More advice from Bella
Bella’s got more great tips for content marketers. Her recommendations:
- Learn from the best, and model what they’re doing online. Bella says, “I started my business after learning from people like Joshua Cary of PetSittingOlogy and Marcus Sheridan. I started blogging because I knew I ‘should,’ but I became good at it after learning a lot from [mentors and role models].”
- Stay agile. Sometimes, fast content creation can work in your favor — especially if your topic is time-sensitive.
- Get engaged. Respond to your followers when they reply, tweet, or comment on your content. Replying and engaging will help you stand out from your competition.
- Don’t be afraid to revisit subjects that are of particular interest to your audience. Bella says, “Just because I have already written about dog walking in Scottsdale, doesn’t mean I can’t write about it three more times — it’s okay to come back to certain topics again and again.”
What’s next for Bella?
Bella has become so successful that she’s teaching other business owners how to succeed in her industry using online marketing. Her second website, Jump Consulting, focuses on helping pet sitters leverage content marketing to get found online.

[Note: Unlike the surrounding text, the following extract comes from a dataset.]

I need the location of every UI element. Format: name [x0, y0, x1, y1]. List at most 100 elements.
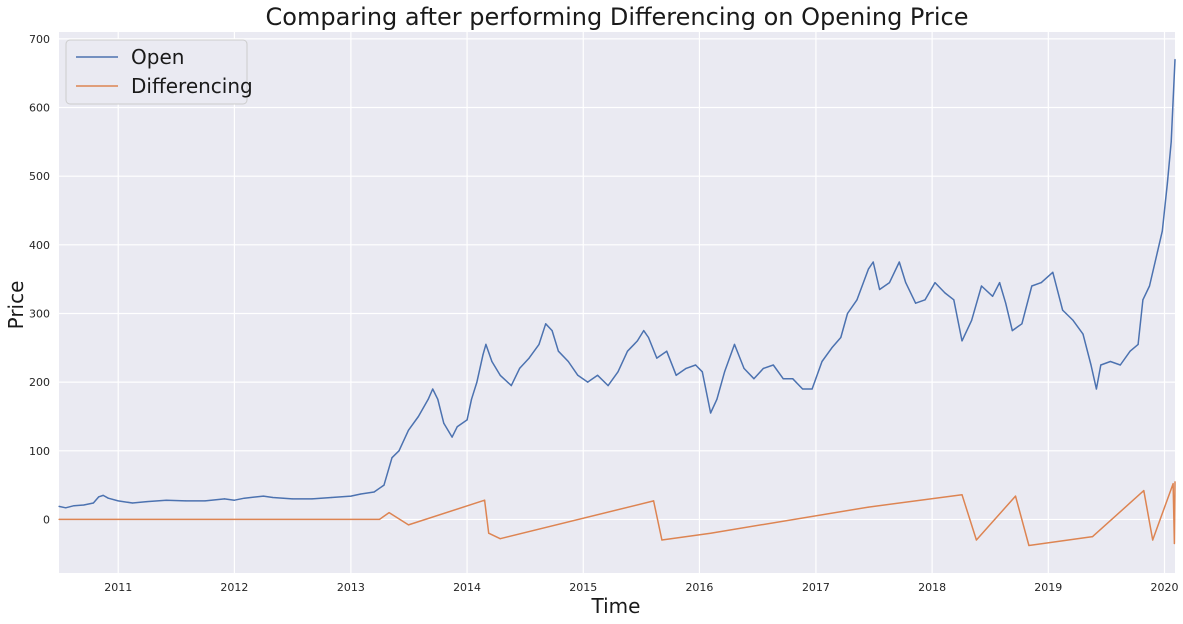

Bella’s next goal is to become a wife and mother. Because she uses content marketing techniques to get customers, her business is flexible enough that she can run the entire thing from her home.
We’ve seen previous case studies that focus on the power of super-motivated moms and the amazing impact they can make while still having family flexibility, so we all know what’s possible for parent entrepreneurs.
The short version is this: The sky’s the limit.
Given Bella’s current entrepreneurial trajectory, the future looks very bright for the pet sitting queen. She’s a role model for other college students, for mothers, and for anyone who wants to start a business in a local service industry.
“Anything is possible,” Bella says, “if you understand the Internet.”